SHAH ALAM: Datuk Rozabil Abdul Rahman says investors should judge him based on his track record in turning around the previously loss-making Destini Bhd and not on his political alignment when making their investment decision.
The president and group chief executive officer of Destini asserts that he has always remained focused on building up the business of the integrated engineering solutions provider and would not be distracted by the company’s recent share price performance.
“History shows that when I took over Destini at end-2010 and managed to turn around the company within a year, I had run it as a businessman and not as a politician,” Rozabil said.
“The result speaks for itself ... I cannot control people’s perception. But I will make sure that the company will continue to be run professionally with adherence to corporate governance,” he said after the company’s AGM.
Rozabil, who is the Arau Umno division vice-chief, controls Destini, a company that is mainly in the business of maintenance, repair and overhaul (MRO) of planes and patrol vessels.
Destini is also in the oil and gas business where it undertakes decommissioning of oil wells.
Rozabil controls Destini with a 4.16% direct stake, and an indirect interest of 21.05% in the company.
He emerged in Destini in 2011 when it was known as Satang Holdings Bhd and categorised as a Practice Note 17 company. Satang also had corporate governance issues.
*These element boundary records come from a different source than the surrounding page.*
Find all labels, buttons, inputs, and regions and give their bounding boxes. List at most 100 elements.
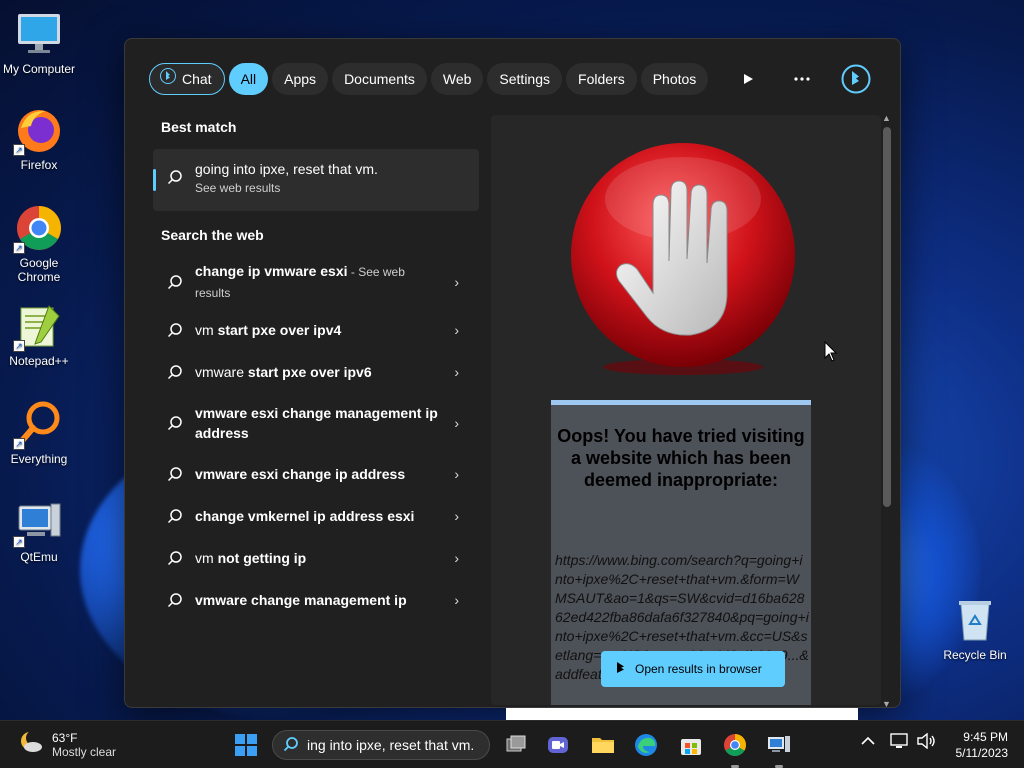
web-result-item[interactable]: vm not getting ip › <box>153 537 479 579</box>
best-match-title: going into ipxe, reset that vm. <box>195 161 378 177</box>
results-list: Best match going into ipxe, reset that v… <box>153 119 479 621</box>
task-view-icon[interactable] <box>502 731 530 759</box>
tab-apps[interactable]: Apps <box>272 63 329 95</box>
chrome-taskbar-icon[interactable] <box>721 731 749 759</box>
search-icon <box>167 274 183 293</box>
desktop-icon-chrome[interactable]: ↗ Google Chrome <box>0 204 78 284</box>
best-match-subtitle: See web results <box>195 181 281 195</box>
web-result-item[interactable]: vm start pxe over ipv4 › <box>153 309 479 351</box>
web-result-item[interactable]: change vmkernel ip address esxi › <box>153 495 479 537</box>
tab-documents[interactable]: Documents <box>332 63 427 95</box>
bing-icon <box>160 63 176 95</box>
scroll-thumb[interactable] <box>883 127 891 507</box>
edge-icon[interactable] <box>632 731 660 759</box>
search-icon <box>167 550 183 569</box>
desktop-icon-firefox[interactable]: ↗ Firefox <box>0 106 78 172</box>
selection-accent <box>153 169 156 191</box>
tab-settings[interactable]: Settings <box>487 63 563 95</box>
qtemu-icon: ↗ <box>13 498 63 548</box>
tab-photos[interactable]: Photos <box>640 63 709 95</box>
desktop-icon-label: Everything <box>10 452 68 466</box>
volume-icon[interactable] <box>916 732 936 752</box>
chevron-right-icon: › <box>454 415 459 431</box>
recycle-bin-icon <box>951 596 999 644</box>
taskbar: 63°F Mostly clear ing into ipxe, reset t… <box>0 720 1024 768</box>
desktop-icon-qtemu[interactable]: ↗ QtEmu <box>0 498 78 564</box>
desktop-icon-label: My Computer <box>2 62 76 76</box>
start-button[interactable] <box>232 731 260 759</box>
blocked-message: Oops! You have tried visiting a website … <box>557 426 805 490</box>
web-result-item[interactable]: change ip vmware esxi - See web results … <box>153 255 479 309</box>
chevron-right-icon: › <box>454 364 459 380</box>
stop-hand-icon <box>567 143 799 375</box>
search-panel: Chat All Apps Documents Web Settings Fol… <box>124 38 901 709</box>
web-result-item[interactable]: vmware esxi change ip address › <box>153 453 479 495</box>
best-match-heading: Best match <box>161 119 237 135</box>
preview-pane: Oops! You have tried visiting a website … <box>491 115 881 705</box>
monitor-icon <box>15 10 63 58</box>
scroll-down-icon[interactable]: ▼ <box>882 699 891 709</box>
bing-icon <box>615 661 627 678</box>
network-icon[interactable] <box>890 733 910 752</box>
chevron-right-icon: › <box>454 508 459 524</box>
tab-chat[interactable]: Chat <box>149 63 225 95</box>
tab-web[interactable]: Web <box>430 63 484 95</box>
desktop-icon-notepadpp[interactable]: ↗ Notepad++ <box>0 302 78 368</box>
firefox-icon: ↗ <box>13 106 63 156</box>
scroll-up-icon[interactable]: ▲ <box>882 113 891 123</box>
weather-temp: 63°F <box>52 730 78 745</box>
chevron-right-icon: › <box>454 322 459 338</box>
chevron-right-icon: › <box>454 274 459 290</box>
moon-cloud-icon <box>18 729 44 760</box>
web-result-item[interactable]: vmware start pxe over ipv6 › <box>153 351 479 393</box>
more-tabs-play-icon[interactable] <box>732 63 764 95</box>
search-icon <box>167 466 183 485</box>
desktop-icon-label: Recycle Bin <box>943 648 1007 662</box>
search-icon <box>167 415 183 434</box>
clock-date: 5/11/2023 <box>955 746 1009 760</box>
desktop-icon-label: Notepad++ <box>9 354 69 368</box>
notepadpp-icon: ↗ <box>13 302 63 352</box>
qtemu-taskbar-icon[interactable] <box>765 731 793 759</box>
search-icon <box>283 736 299 755</box>
background-window-edge <box>506 708 858 720</box>
chevron-right-icon: › <box>454 466 459 482</box>
chevron-right-icon: › <box>454 592 459 608</box>
best-match-item[interactable]: going into ipxe, reset that vm. See web … <box>153 149 479 211</box>
search-icon <box>167 169 183 190</box>
search-icon <box>167 322 183 341</box>
web-result-item[interactable]: vmware change management ip › <box>153 579 479 621</box>
clock[interactable]: 9:45 PM 5/11/2023 <box>956 729 1009 761</box>
weather-desc: Mostly clear <box>52 744 117 759</box>
show-hidden-icons-chevron-up-icon[interactable] <box>861 733 875 749</box>
web-result-item[interactable]: vmware esxi change management ip address… <box>153 393 479 453</box>
open-in-browser-button[interactable]: Open results in browser <box>601 651 785 687</box>
store-icon[interactable] <box>677 731 705 759</box>
everything-icon: ↗ <box>13 400 63 450</box>
clock-time: 9:45 PM <box>963 730 1008 744</box>
file-explorer-icon[interactable] <box>589 731 617 759</box>
search-web-heading: Search the web <box>161 227 264 243</box>
chrome-icon: ↗ <box>13 204 63 254</box>
tab-all[interactable]: All <box>228 63 269 95</box>
tab-folders[interactable]: Folders <box>566 63 637 95</box>
search-icon <box>167 592 183 611</box>
weather-widget[interactable]: 63°F Mostly clear <box>18 729 116 760</box>
search-icon <box>167 364 183 383</box>
desktop-icon-recycle-bin[interactable]: Recycle Bin <box>936 596 1014 662</box>
mouse-cursor-icon <box>824 340 838 368</box>
bing-chat-icon[interactable] <box>840 63 872 95</box>
desktop-icon-my-computer[interactable]: My Computer <box>0 10 78 76</box>
chevron-right-icon: › <box>454 550 459 566</box>
taskbar-search-input[interactable]: ing into ipxe, reset that vm. <box>272 730 490 760</box>
desktop-icon-label: QtEmu <box>20 550 58 564</box>
desktop-icon-label: Firefox <box>20 158 58 172</box>
search-icon <box>167 508 183 527</box>
search-filter-tabs: Chat All Apps Documents Web Settings Fol… <box>149 63 709 95</box>
desktop-icon-everything[interactable]: ↗ Everything <box>0 400 78 466</box>
more-options-icon[interactable] <box>786 63 818 95</box>
teams-chat-icon[interactable] <box>544 731 572 759</box>
preview-scrollbar[interactable]: ▲ ▼ <box>882 113 892 709</box>
taskbar-search-text: ing into ipxe, reset that vm. <box>307 737 475 753</box>
desktop-icon-label: Google Chrome <box>17 256 61 284</box>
Since Rozabil took over the helm, Destini’s business has grown outside the Malaysian shores and it has been consistently profitable.
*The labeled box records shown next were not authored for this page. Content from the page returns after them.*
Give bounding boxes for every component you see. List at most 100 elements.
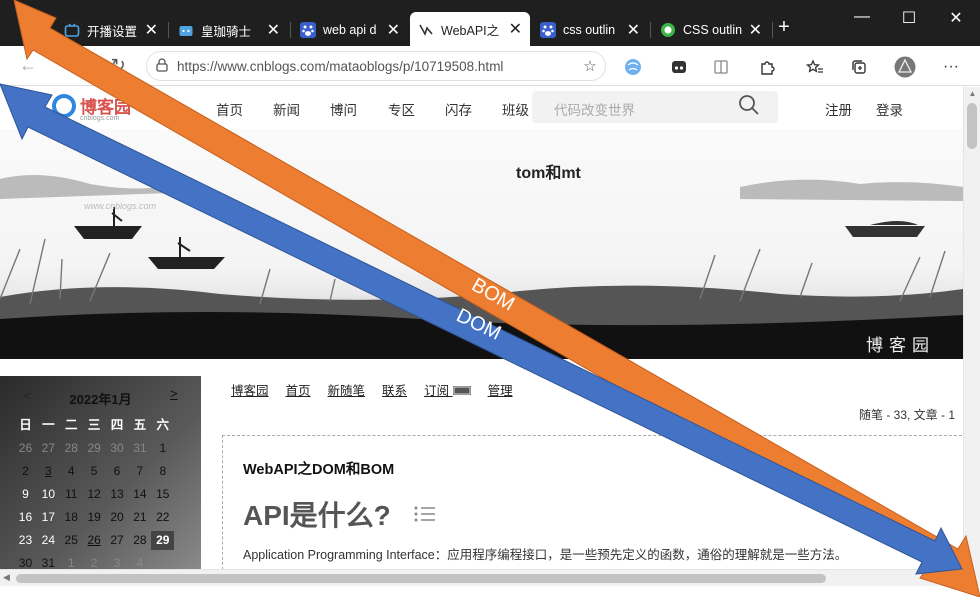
calendar-day[interactable]: 10: [37, 485, 60, 504]
register-link[interactable]: 注册: [825, 99, 852, 119]
vertical-scroll-thumb[interactable]: [967, 103, 977, 149]
extensions-icon[interactable]: [756, 56, 778, 78]
calendar-day[interactable]: 3: [37, 462, 60, 481]
reader-mode-icon[interactable]: [710, 56, 732, 78]
calendar-day[interactable]: 27: [37, 439, 60, 458]
calendar-day[interactable]: 4: [60, 462, 83, 481]
nav-flash[interactable]: 闪存: [445, 99, 472, 119]
tab-close-icon[interactable]: ✕: [387, 20, 400, 40]
calendar-day[interactable]: 5: [83, 462, 106, 481]
close-window-button[interactable]: ✕: [936, 8, 976, 28]
tab-huangjia[interactable]: 皇珈骑士 ✕: [170, 14, 288, 46]
tab-css-outline[interactable]: css outlin ✕: [532, 14, 648, 46]
calendar-day[interactable]: 2: [14, 462, 37, 481]
calendar-day[interactable]: 6: [106, 462, 129, 481]
list-icon[interactable]: [413, 504, 437, 524]
calendar-day[interactable]: 15: [151, 485, 174, 504]
globe-extension-icon[interactable]: [622, 56, 644, 78]
calendar-day[interactable]: 1: [60, 554, 83, 569]
calendar-day[interactable]: 19: [83, 508, 106, 527]
calendar-day[interactable]: 22: [151, 508, 174, 527]
calendar-day[interactable]: 28: [128, 531, 151, 550]
post-title[interactable]: WebAPI之DOM和BOM: [243, 458, 394, 479]
search-icon[interactable]: [738, 94, 760, 116]
calendar-day[interactable]: 13: [106, 485, 129, 504]
nav-news[interactable]: 新闻: [273, 99, 300, 119]
calendar-day[interactable]: 17: [37, 508, 60, 527]
calendar-day[interactable]: 18: [60, 508, 83, 527]
calendar-day[interactable]: 20: [106, 508, 129, 527]
scroll-right-icon[interactable]: ▶: [950, 572, 957, 583]
blog-title[interactable]: tom和mt: [516, 159, 581, 183]
profile-avatar[interactable]: [894, 56, 916, 78]
calendar-day[interactable]: 16: [14, 508, 37, 527]
calendar-day[interactable]: 28: [60, 439, 83, 458]
tab-webapi-dom-bom[interactable]: WebAPI之 ✕: [410, 12, 530, 46]
calendar-day[interactable]: 4: [128, 554, 151, 569]
tab-close-icon[interactable]: ✕: [627, 20, 640, 40]
calendar-day[interactable]: 23: [14, 531, 37, 550]
nav-home[interactable]: 首页: [216, 99, 243, 119]
calendar-day[interactable]: 26: [83, 531, 106, 550]
tab-close-icon[interactable]: ✕: [267, 20, 280, 40]
scroll-left-icon[interactable]: ◀: [3, 572, 10, 583]
url-text[interactable]: https://www.cnblogs.com/mataoblogs/p/107…: [177, 59, 575, 74]
calendar-day[interactable]: 8: [151, 462, 174, 481]
calendar-day[interactable]: 29: [83, 439, 106, 458]
new-tab-button[interactable]: +: [764, 16, 804, 39]
favorites-icon[interactable]: [804, 56, 826, 78]
cnblogs-logo[interactable]: 博客园 cnblogs.com: [52, 93, 131, 122]
forward-button[interactable]: →: [60, 55, 84, 77]
calendar-day[interactable]: 1: [151, 439, 174, 458]
horizontal-scrollbar[interactable]: ◀ ▶: [0, 569, 963, 586]
more-menu-icon[interactable]: ···: [940, 56, 962, 78]
collections-icon[interactable]: [848, 56, 870, 78]
calendar-day[interactable]: 30: [106, 439, 129, 458]
calendar-day[interactable]: 9: [14, 485, 37, 504]
blog-menu-new-post[interactable]: 新随笔: [328, 380, 366, 399]
calendar-day[interactable]: 29: [151, 531, 175, 550]
calendar-day[interactable]: 26: [14, 439, 37, 458]
nav-questions[interactable]: 博问: [330, 99, 357, 119]
calendar-day[interactable]: 30: [14, 554, 37, 569]
calendar-day[interactable]: 21: [128, 508, 151, 527]
horizontal-scroll-thumb[interactable]: [16, 574, 826, 583]
minimize-button[interactable]: —: [842, 8, 882, 26]
calendar-day[interactable]: 2: [83, 554, 106, 569]
extension-puzzle-dark-icon[interactable]: [668, 56, 690, 78]
nav-zone[interactable]: 专区: [388, 99, 415, 119]
refresh-button[interactable]: ↻: [106, 55, 130, 77]
blog-menu-manage[interactable]: 管理: [488, 380, 513, 399]
calendar-day[interactable]: 25: [60, 531, 83, 550]
tab-webapi-search[interactable]: web api d ✕: [292, 14, 408, 46]
login-link[interactable]: 登录: [876, 99, 903, 119]
blog-menu-subscribe[interactable]: 订阅: [424, 380, 471, 399]
blog-menu-cnblogs[interactable]: 博客园: [231, 380, 269, 399]
tab-close-icon[interactable]: ✕: [509, 19, 522, 39]
scroll-up-icon[interactable]: ▲: [964, 89, 980, 98]
calendar-day[interactable]: 24: [37, 531, 60, 550]
site-search-box[interactable]: 代码改变世界: [532, 91, 778, 123]
calendar-day[interactable]: 14: [128, 485, 151, 504]
maximize-button[interactable]: ☐: [889, 8, 929, 28]
tab-kaibo[interactable]: 开播设置 ✕: [56, 14, 166, 46]
url-bar[interactable]: https://www.cnblogs.com/mataoblogs/p/107…: [146, 51, 606, 81]
bilibili-tv-icon: [64, 22, 80, 38]
calendar-next-button[interactable]: >: [170, 386, 178, 401]
calendar-day[interactable]: 7: [128, 462, 151, 481]
blog-menu-home[interactable]: 首页: [286, 380, 311, 399]
tab-close-icon[interactable]: ✕: [145, 20, 158, 40]
tab-css-outline-2[interactable]: CSS outlin ✕: [652, 14, 770, 46]
calendar-day[interactable]: 3: [106, 554, 129, 569]
nav-class[interactable]: 班级: [502, 99, 529, 119]
add-favorite-icon[interactable]: ☆: [575, 57, 605, 75]
calendar-day[interactable]: 31: [37, 554, 60, 569]
calendar-day[interactable]: 12: [83, 485, 106, 504]
calendar-day[interactable]: 27: [106, 531, 129, 550]
tab-close-icon[interactable]: ✕: [749, 20, 762, 40]
vertical-scrollbar[interactable]: ▲: [963, 87, 980, 569]
back-button[interactable]: ←: [16, 55, 40, 77]
calendar-day[interactable]: 11: [60, 485, 83, 504]
calendar-day[interactable]: 31: [128, 439, 151, 458]
blog-menu-contact[interactable]: 联系: [382, 380, 407, 399]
The second largest shareholder in Destini is Aroma Teraju Sdn Bhd, a Finance Ministry’s controlled entity, with a 17.3% stake.
After the recent 14th General Election (GE14) that saw a change in government to Pakatan Harapan, Destini’s shares had succumbed to heavy selling due to the view that it is one of the politically-linked stocks with heavy dependence on government contracts.
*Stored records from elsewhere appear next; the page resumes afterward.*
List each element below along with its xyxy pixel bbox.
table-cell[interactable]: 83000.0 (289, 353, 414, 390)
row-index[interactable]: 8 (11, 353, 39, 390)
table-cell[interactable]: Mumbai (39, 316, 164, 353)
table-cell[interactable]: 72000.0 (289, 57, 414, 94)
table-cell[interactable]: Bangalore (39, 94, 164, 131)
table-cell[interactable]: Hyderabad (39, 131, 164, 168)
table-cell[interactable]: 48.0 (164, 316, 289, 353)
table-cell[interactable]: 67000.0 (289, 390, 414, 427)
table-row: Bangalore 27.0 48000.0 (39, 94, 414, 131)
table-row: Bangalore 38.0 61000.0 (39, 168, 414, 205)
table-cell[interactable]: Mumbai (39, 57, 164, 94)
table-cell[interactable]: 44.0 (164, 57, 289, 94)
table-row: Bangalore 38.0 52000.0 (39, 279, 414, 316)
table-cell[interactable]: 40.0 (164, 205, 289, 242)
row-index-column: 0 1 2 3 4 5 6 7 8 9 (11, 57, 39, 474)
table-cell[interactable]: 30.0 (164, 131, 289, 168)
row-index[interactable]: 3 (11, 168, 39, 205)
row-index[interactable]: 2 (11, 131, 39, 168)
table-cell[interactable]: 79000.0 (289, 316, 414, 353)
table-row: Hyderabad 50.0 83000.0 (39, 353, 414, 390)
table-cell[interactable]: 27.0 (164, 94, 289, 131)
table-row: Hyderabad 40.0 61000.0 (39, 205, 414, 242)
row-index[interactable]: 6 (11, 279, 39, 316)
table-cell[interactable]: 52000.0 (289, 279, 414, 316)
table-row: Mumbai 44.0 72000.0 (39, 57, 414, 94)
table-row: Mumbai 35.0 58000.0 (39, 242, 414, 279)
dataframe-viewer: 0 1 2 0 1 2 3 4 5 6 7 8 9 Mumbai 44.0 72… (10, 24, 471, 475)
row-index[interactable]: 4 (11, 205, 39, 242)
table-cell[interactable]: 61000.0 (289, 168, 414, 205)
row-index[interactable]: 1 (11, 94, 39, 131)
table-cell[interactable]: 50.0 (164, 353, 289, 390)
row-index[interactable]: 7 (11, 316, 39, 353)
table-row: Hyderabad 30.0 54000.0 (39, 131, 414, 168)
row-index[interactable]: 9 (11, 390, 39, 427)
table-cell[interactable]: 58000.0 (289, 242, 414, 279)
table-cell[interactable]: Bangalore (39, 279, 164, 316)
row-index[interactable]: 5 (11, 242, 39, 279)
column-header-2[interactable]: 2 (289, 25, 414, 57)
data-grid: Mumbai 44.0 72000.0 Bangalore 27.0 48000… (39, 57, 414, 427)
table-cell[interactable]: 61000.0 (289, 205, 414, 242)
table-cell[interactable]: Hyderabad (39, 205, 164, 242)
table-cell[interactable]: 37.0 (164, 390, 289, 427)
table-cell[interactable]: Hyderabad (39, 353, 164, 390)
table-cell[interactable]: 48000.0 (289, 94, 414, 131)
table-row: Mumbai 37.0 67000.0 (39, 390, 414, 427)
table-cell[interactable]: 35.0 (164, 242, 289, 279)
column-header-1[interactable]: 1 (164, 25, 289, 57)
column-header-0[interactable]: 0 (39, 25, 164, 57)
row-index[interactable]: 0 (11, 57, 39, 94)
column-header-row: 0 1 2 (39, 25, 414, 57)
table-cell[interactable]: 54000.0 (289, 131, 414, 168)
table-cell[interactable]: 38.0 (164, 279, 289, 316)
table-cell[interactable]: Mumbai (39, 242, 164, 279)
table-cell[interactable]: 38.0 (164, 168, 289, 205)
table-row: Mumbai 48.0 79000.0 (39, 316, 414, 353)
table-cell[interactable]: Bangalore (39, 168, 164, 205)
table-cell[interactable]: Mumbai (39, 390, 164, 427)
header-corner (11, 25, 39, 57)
Towards this end, Rozabil said Destini would continue to reduce its reliance on government jobs by actively seeking more private commercial contracts and expanding its reach geographically.
“Right now, our dependence on government contracts is high but since last year, we have been quite active in commercialisation.
“We are working towards having commercial contracts account for 60% and government contracts 40% of our revenue in the next three years,” he said.
In addition, Rozabil said he expected overseas jobs to contribute around 30% to 40% of the group’s revenue, driven by oil and gas and marine fabrication works in Singapore, in the next two to three years.
Besides Malaysia, Destini has operations in Myanmar, Singapore, China, Australia, the United Kingdom and the Middle East.
On the government’s open tender policy, Rozabil said he believed it would benefit Destini.
“It is better to have open tender; I believe we stand a better chance to secure contracts based on our financial strength and capabilities,” he explained.
“We have been building the company by investing in people, equipment and technology.”
The counter was down again yesterday, falling one sen to close at 21 sen. This represented a decline of 51.2% from its share price of 43 sen on May 8 before GE14. Year-to-date, Destini’s share price had fallen 59.6%.